David Wilcock, author of Awakening in the Dream and frequent guest on History Channel’s Ancient Aliens, has spent his life evaluating his dreams and trying to connect the dots with his spirituality. He writes, “My dreams were making it clearer that I needed to somehow form a bridge from the world of UFO research into the spiritual side of dreaming, lucidity, ancient spiritual teachings, and higher consciousness.” (pg. 268). Do I even need to state how this "spirituality" is occult?
Stephanie Meyer, author of the occult Twilight series (which also spawned a franchise of movies) tells how the character of Edward the vampire (portrayed as "good" in the books and movies) actually came to her in lucid dreams:
"I woke up (on that June 2nd) from a very vivid dream.

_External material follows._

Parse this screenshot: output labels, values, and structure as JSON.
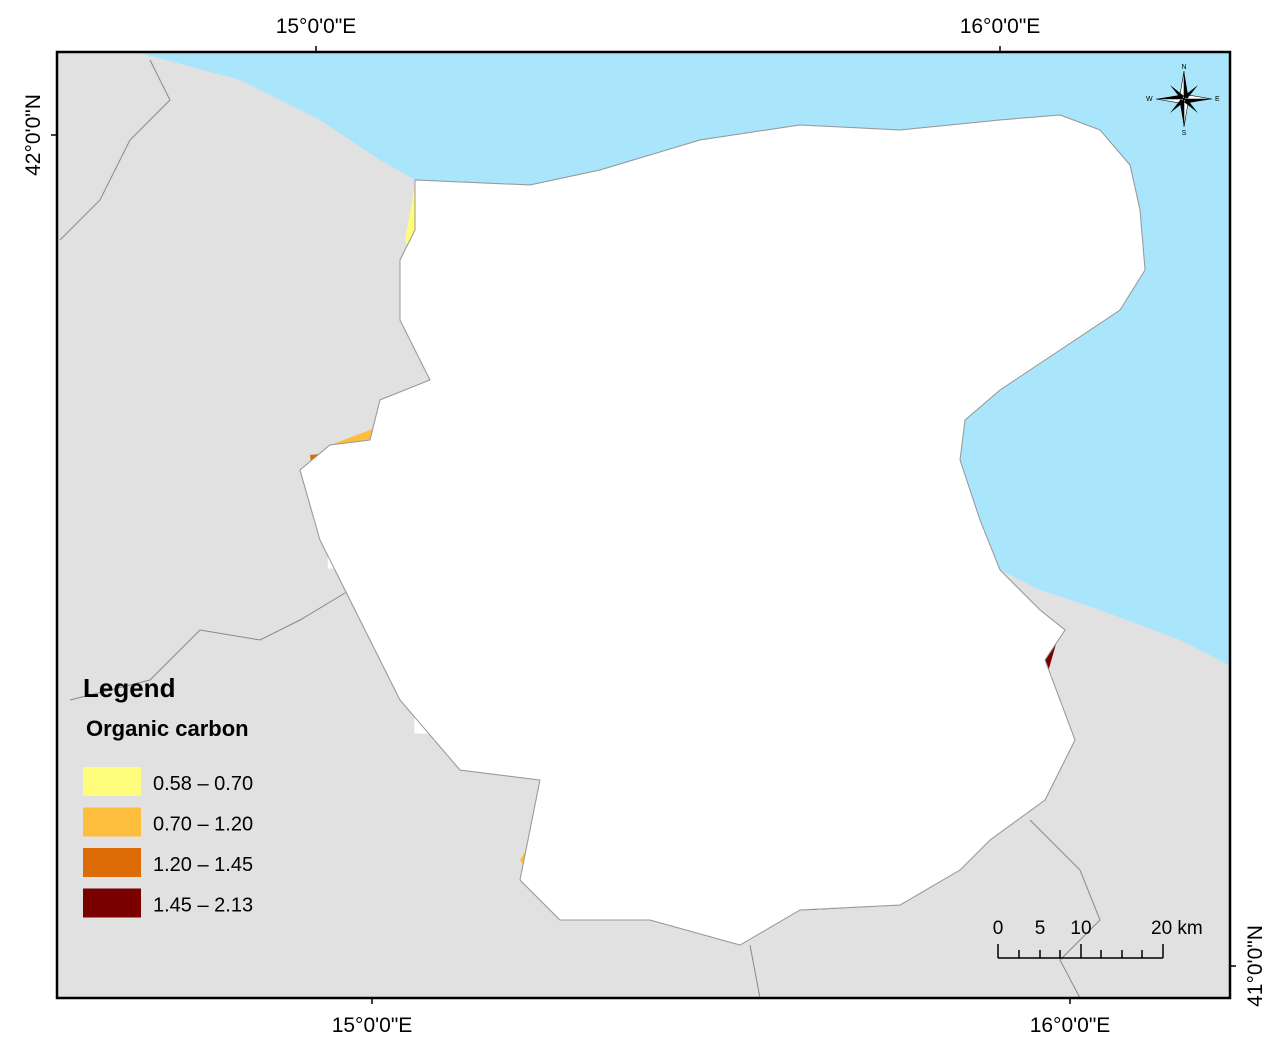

In my dream, two people were having an intense conversation in a meadow in the woods. One of these people was just your average girl. The other person was fantastically beautiful, sparkly, and a vampire. They were discussing the difficulties inherent in the facts that A) they were falling in love with each other while B) the vampire was particularly attracted to the scent of her blood, and was having a difficult time restraining himself from killing her immediately. For what is essentially a transcript of my dream, please see Chapter 13 ("Confessions") of the book."
(See web.archive.org/web/20080730025156/http://www.stepheniemeyer.com/twilight.html).

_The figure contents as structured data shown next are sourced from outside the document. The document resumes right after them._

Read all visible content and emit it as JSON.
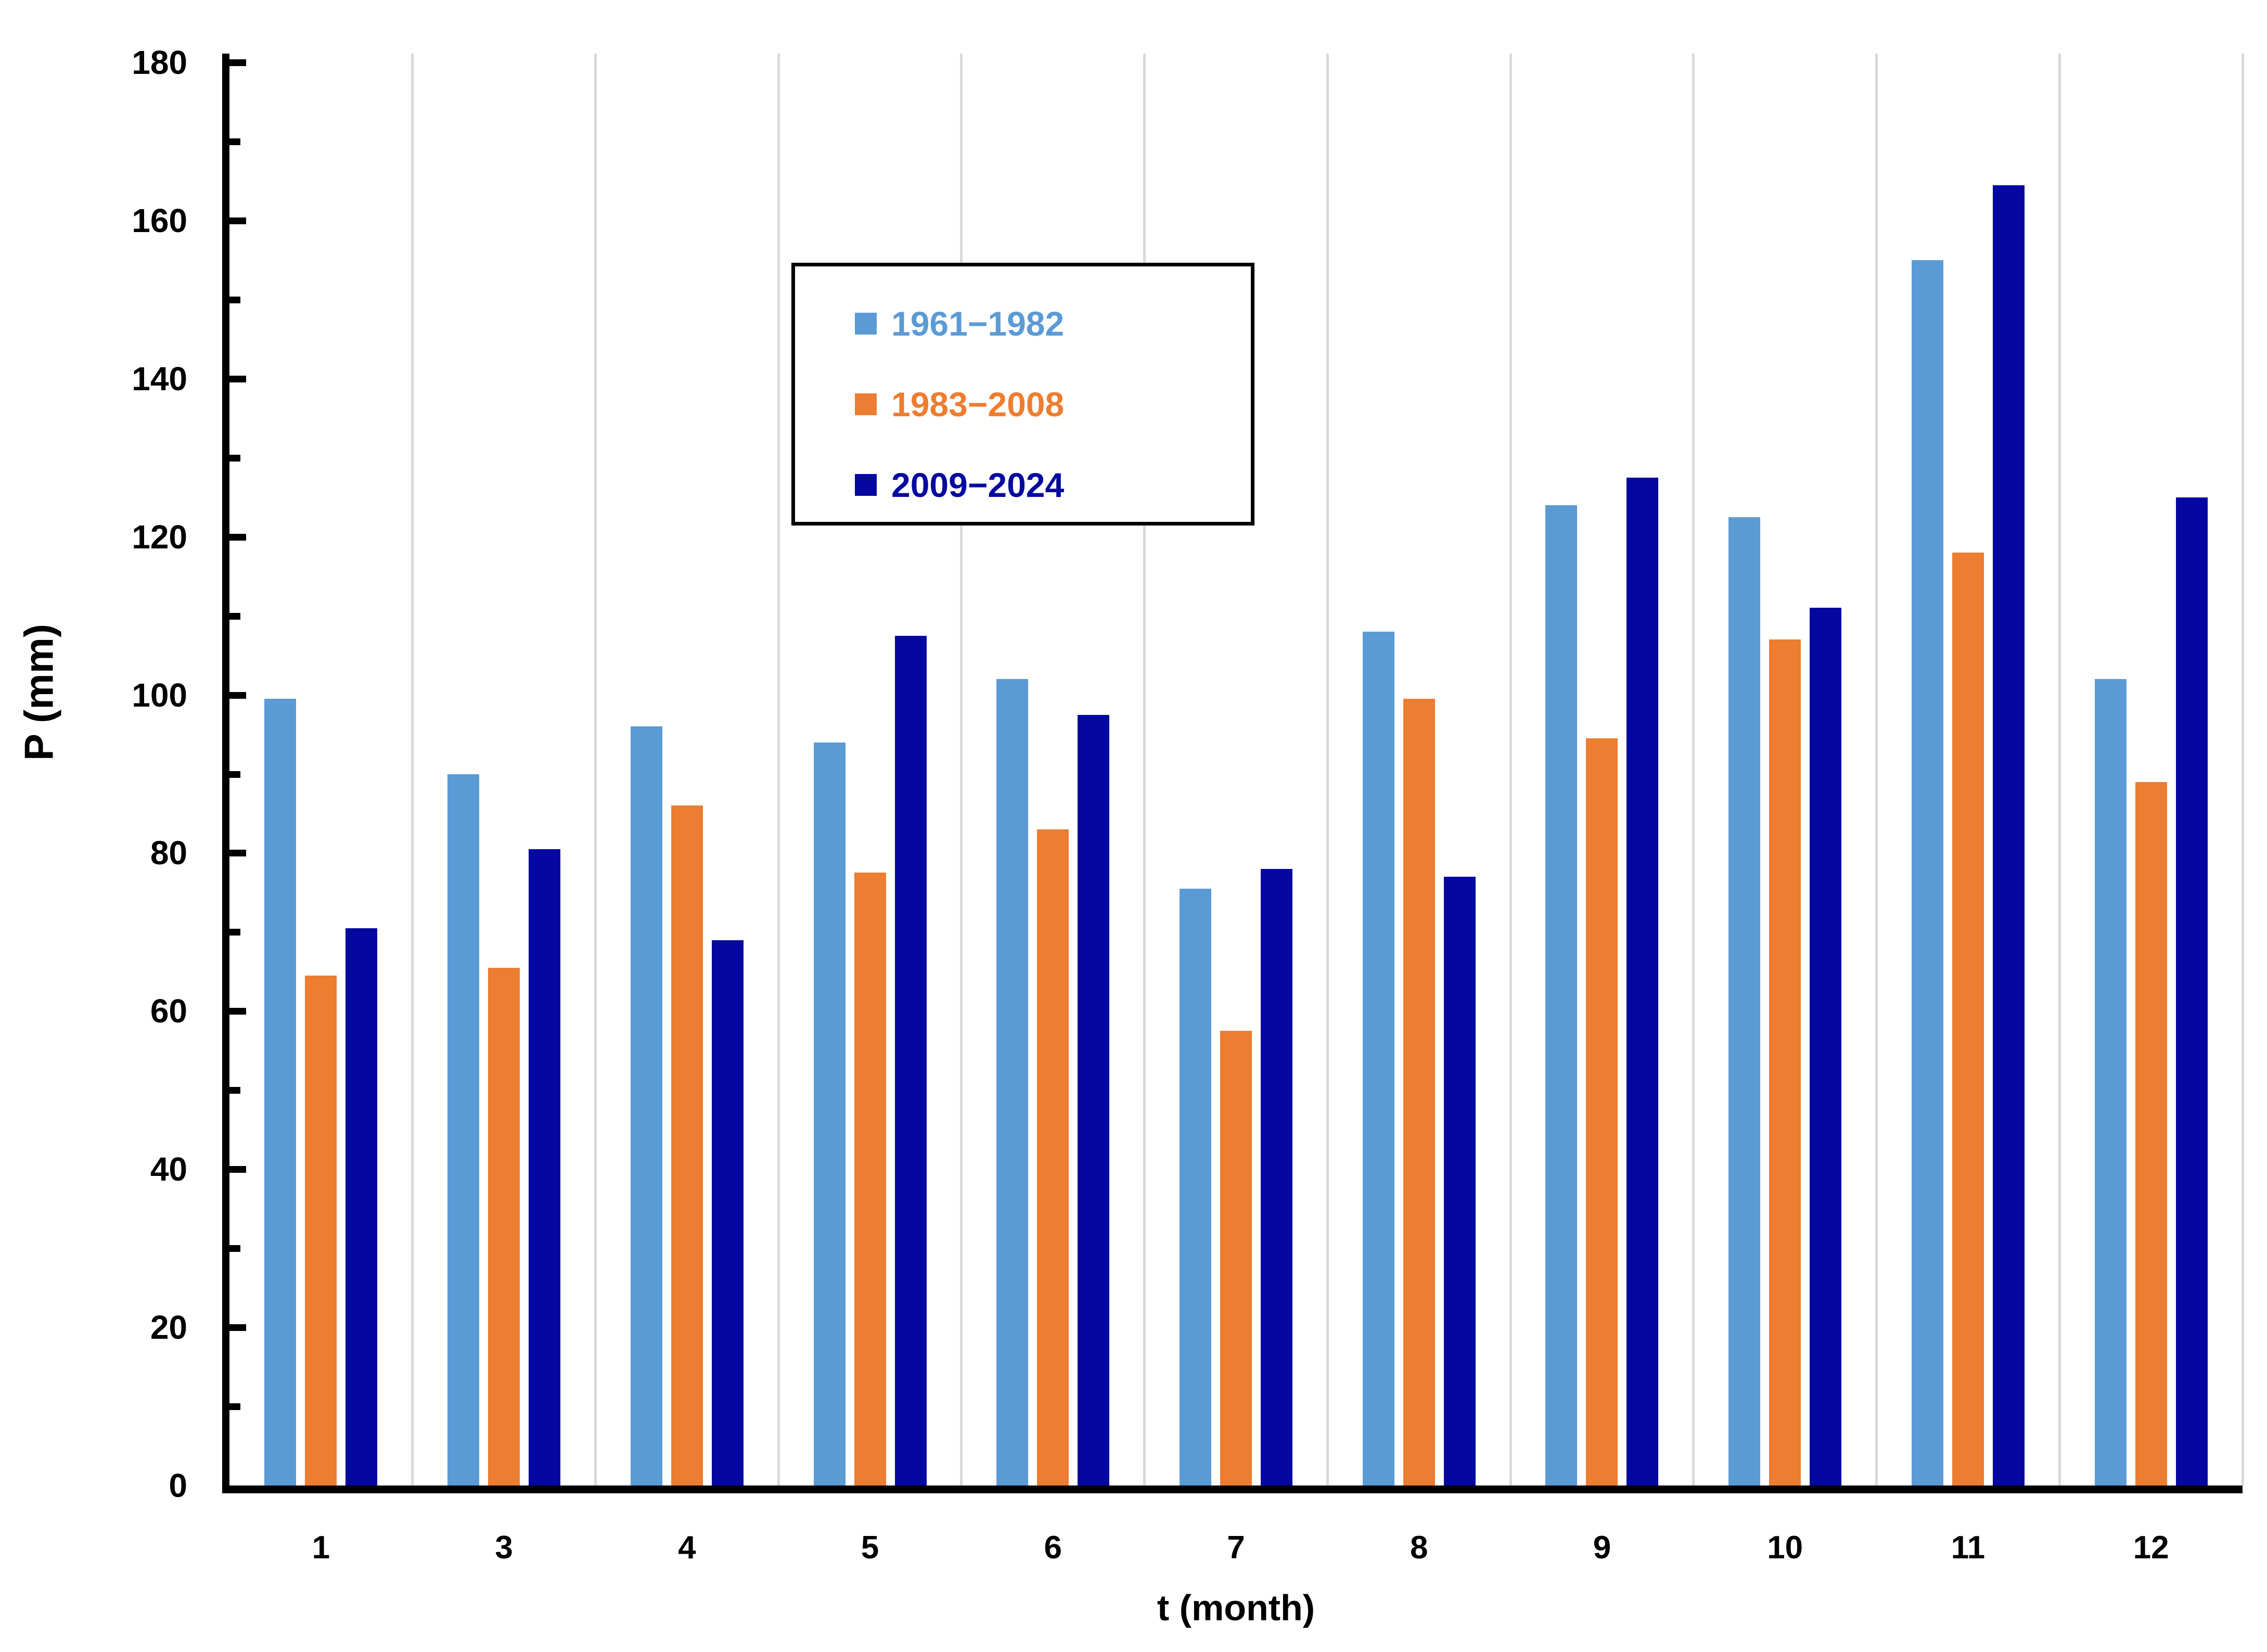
{
  "chart_data": {
    "type": "bar",
    "title": "",
    "xlabel": "t (month)",
    "ylabel": "P (mm)",
    "ylim": [
      0,
      180
    ],
    "ytick_step": 20,
    "ytick_minor_step": 10,
    "ytick_labels": [
      "0",
      "20",
      "40",
      "60",
      "80",
      "100",
      "120",
      "140",
      "160",
      "180"
    ],
    "grid": "vertical-category-separators-only",
    "legend_position": "top-center-inside-box",
    "categories": [
      "1",
      "3",
      "4",
      "5",
      "6",
      "7",
      "8",
      "9",
      "10",
      "11",
      "12"
    ],
    "series": [
      {
        "name": "1961−1982",
        "color": "#5b9bd5",
        "values": [
          99.5,
          90,
          96,
          94,
          102,
          75.5,
          108,
          124,
          122.5,
          155,
          102
        ]
      },
      {
        "name": "1983−2008",
        "color": "#ed7d31",
        "values": [
          64.5,
          65.5,
          86,
          77.5,
          83,
          57.5,
          99.5,
          94.5,
          107,
          118,
          89
        ]
      },
      {
        "name": "2009−2024",
        "color": "#0508a0",
        "values": [
          70.5,
          80.5,
          69,
          107.5,
          97.5,
          78,
          77,
          127.5,
          111,
          164.5,
          125
        ]
      }
    ]
  },
  "axis_colors": {
    "line": "#000000",
    "gridline": "#d9d9d9"
  }
}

She further relates that after her dream, she began to hear voices that would not stop until she wrote what she heard:
"All this time, Bella and Edward were, quite literally, voices in my head. They simply wouldn't shut up. I'd stay up as late as I could stand trying to get all the stuff in my mind typed out, and then crawl, exhausted, into bed (my baby still wasn't sleeping through the night, yet) only to have another conversation start in my head. I hated to lose anything by forgetting, so I'd get up and head back down to the computer. Eventually, I got a pen and notebook for beside my bed to jot notes down so I could get some freakin' sleep. It was always an exciting challenge in the morning to try to decipher the stuff I'd scrawled across the page in the dark." (Ibid--Emphasis in original).

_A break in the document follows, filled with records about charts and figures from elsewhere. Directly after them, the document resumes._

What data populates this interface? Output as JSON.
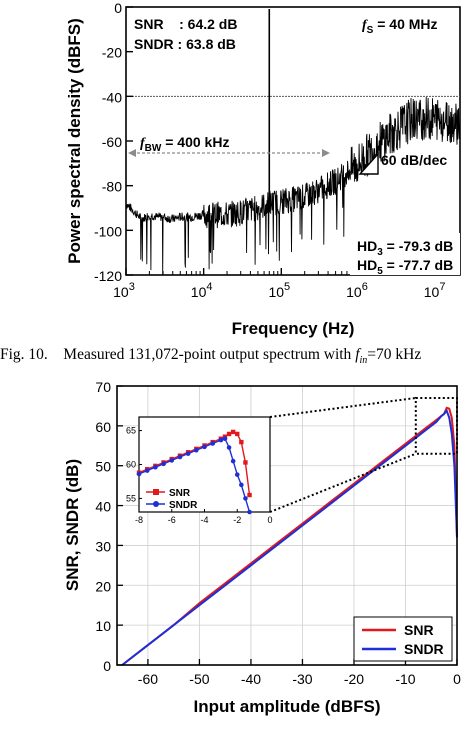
{
  "chart_data": [
    {
      "type": "line",
      "xlabel": "Frequency (Hz)",
      "ylabel": "Power spectral density (dBFS)",
      "xscale": "log",
      "xlim": [
        1000,
        20000000
      ],
      "ylim": [
        -120,
        0
      ],
      "xticks": [
        1000,
        10000,
        100000,
        1000000,
        10000000
      ],
      "xtick_labels": [
        [
          "10",
          "3"
        ],
        [
          "10",
          "4"
        ],
        [
          "10",
          "5"
        ],
        [
          "10",
          "6"
        ],
        [
          "10",
          "7"
        ]
      ],
      "yticks": [
        0,
        -20,
        -40,
        -60,
        -80,
        -100,
        -120
      ],
      "grid": false,
      "series": [
        {
          "x": [
            1000,
            1300,
            1600,
            2000,
            2500,
            3000,
            4000,
            5000,
            7000,
            10000,
            15000,
            20000,
            30000,
            50000,
            70000,
            100000,
            150000,
            200000,
            300000,
            500000,
            700000,
            1000000,
            1500000,
            2000000,
            3000000,
            4000000,
            5000000,
            7000000,
            10000000,
            15000000,
            20000000
          ],
          "y": [
            -88,
            -92,
            -95,
            -93,
            -94,
            -94,
            -95,
            -94,
            -94,
            -93,
            -93,
            -93,
            -92,
            -90,
            -88,
            -87,
            -86,
            -85,
            -82,
            -78,
            -74,
            -70,
            -64,
            -60,
            -55,
            -52,
            -50,
            -50,
            -50,
            -51,
            -52
          ]
        }
      ],
      "tone": {
        "x": 70000,
        "y": 0
      },
      "annotations": {
        "snr": "SNR    : 64.2 dB",
        "sndr": "SNDR : 63.8 dB",
        "fs_main": "f",
        "fs_sub": "S",
        "fs_val": " = 40 MHz",
        "fbw_main": "f",
        "fbw_sub": "BW",
        "fbw_val": " = 400 kHz",
        "slope": "60 dB/dec",
        "hd3_main": "HD",
        "hd3_sub": "3",
        "hd3_val": " = -79.3 dB",
        "hd5_main": "HD",
        "hd5_sub": "5",
        "hd5_val": " = -77.7 dB"
      },
      "reference_line_y": -40
    },
    {
      "type": "line",
      "xlabel": "Input amplitude (dBFS)",
      "ylabel": "SNR, SNDR (dB)",
      "xlim": [
        -66,
        0
      ],
      "ylim": [
        0,
        70
      ],
      "xticks": [
        -60,
        -50,
        -40,
        -30,
        -20,
        -10,
        0
      ],
      "yticks": [
        0,
        10,
        20,
        30,
        40,
        50,
        60,
        70
      ],
      "grid": true,
      "legend_position": "bottom-right",
      "series": [
        {
          "name": "SNR",
          "color": "#e0191e",
          "x": [
            -65,
            -60,
            -55,
            -50,
            -45,
            -40,
            -35,
            -30,
            -25,
            -20,
            -15,
            -10,
            -8,
            -6,
            -4,
            -3,
            -2.5,
            -2,
            -1.5,
            -1,
            -0.5,
            0
          ],
          "y": [
            0,
            5,
            10,
            15.5,
            20.5,
            25.5,
            30.5,
            35.5,
            40.5,
            45.5,
            50.5,
            55.5,
            57.5,
            59.5,
            61.5,
            62.5,
            63,
            64.5,
            64.3,
            62,
            55,
            32
          ]
        },
        {
          "name": "SNDR",
          "color": "#1f2fd6",
          "x": [
            -65,
            -60,
            -55,
            -50,
            -45,
            -40,
            -35,
            -30,
            -25,
            -20,
            -15,
            -10,
            -8,
            -6,
            -4,
            -3,
            -2.5,
            -2,
            -1.5,
            -1,
            -0.5,
            0
          ],
          "y": [
            0,
            5,
            10,
            15,
            20,
            25,
            30,
            35,
            40,
            45,
            50,
            55,
            57,
            59,
            61,
            62.5,
            63,
            63.8,
            62,
            58,
            50,
            32
          ]
        }
      ],
      "inset": {
        "xlim": [
          -8,
          0
        ],
        "ylim": [
          53,
          67
        ],
        "xticks": [
          -8,
          -6,
          -4,
          -2,
          0
        ],
        "yticks": [
          55,
          60,
          65
        ],
        "series": [
          {
            "name": "SNR",
            "color": "#e0191e",
            "x": [
              -8,
              -7.5,
              -7,
              -6.5,
              -6,
              -5.5,
              -5,
              -4.5,
              -4,
              -3.5,
              -3,
              -2.75,
              -2.5,
              -2.25,
              -2,
              -1.75,
              -1.5,
              -1.25
            ],
            "y": [
              58.8,
              59.3,
              59.8,
              60.3,
              60.8,
              61.3,
              61.8,
              62.3,
              62.8,
              63.3,
              63.8,
              64.1,
              64.5,
              64.8,
              64.5,
              63.3,
              60.3,
              55.5
            ]
          },
          {
            "name": "SNDR",
            "color": "#1f2fd6",
            "x": [
              -8,
              -7.5,
              -7,
              -6.5,
              -6,
              -5.5,
              -5,
              -4.5,
              -4,
              -3.5,
              -3,
              -2.75,
              -2.5,
              -2.25,
              -2,
              -1.75,
              -1.5,
              -1.25
            ],
            "y": [
              58.6,
              59.1,
              59.6,
              60.1,
              60.6,
              61.1,
              61.6,
              62.1,
              62.6,
              63.1,
              63.6,
              63.8,
              62.5,
              60.5,
              58.5,
              57,
              55,
              53
            ]
          }
        ]
      }
    }
  ],
  "caption": {
    "prefix": "Fig. 10.    Measured 131,072-point output spectrum with ",
    "f": "f",
    "sub": "in",
    "suffix": "=70 kHz"
  }
}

After she wrote her books, Meyers relates that "Edward" came to her in a dream to let her know he wasn't good. She told Entertainment Weekly, "(Edward told me) I had gotten it wrong, and he did drink blood like every other vampire and you couldn't live on animals the way I'd written it. We had this conversation and it was terrifying." (Emphasis mine).
5. Leading to Immorality.
Lucid dreams give the dreamer total freedom. If you want to fly, you can fly. If you want to talk with George Washington, you can talk with George Washington (or at least the George Washington you consciously create in your dreams). If you want to have an affair with your neighbor…welcome to mortal sin. If we are aware, and if we can choose our own adventure, so to speak, those choices in our dreams have eternal consequences. Unlike a typical dream that comes about without our consent and over which we have no control, the lucid dream would carry moral significance. "“But I say to you that whoever looks on a woman, to lust after her, has committed adultery with her already in his heart." (St. Matthew 5:28).
Conclusion
If, by chance, you have a lucid dream, you have not done anything wrong. To actively pursue and try to cultivate such dreams is intimately bound with unproven assertions, such as psychological healing (at best), and occult practices, like pagan meditation (at worst). Instead of chasing lucid dreams, redouble your Traditionalist Catholic prayer life to get to Heaven. To be successful at that goal will get you happiness beyond your wildest dreams. "But, as it is written: That eye hath not seen, nor ear heard, neither hath it entered into the heart of man, what things God hath prepared for them that love Him." (1 Corinthians 2:9).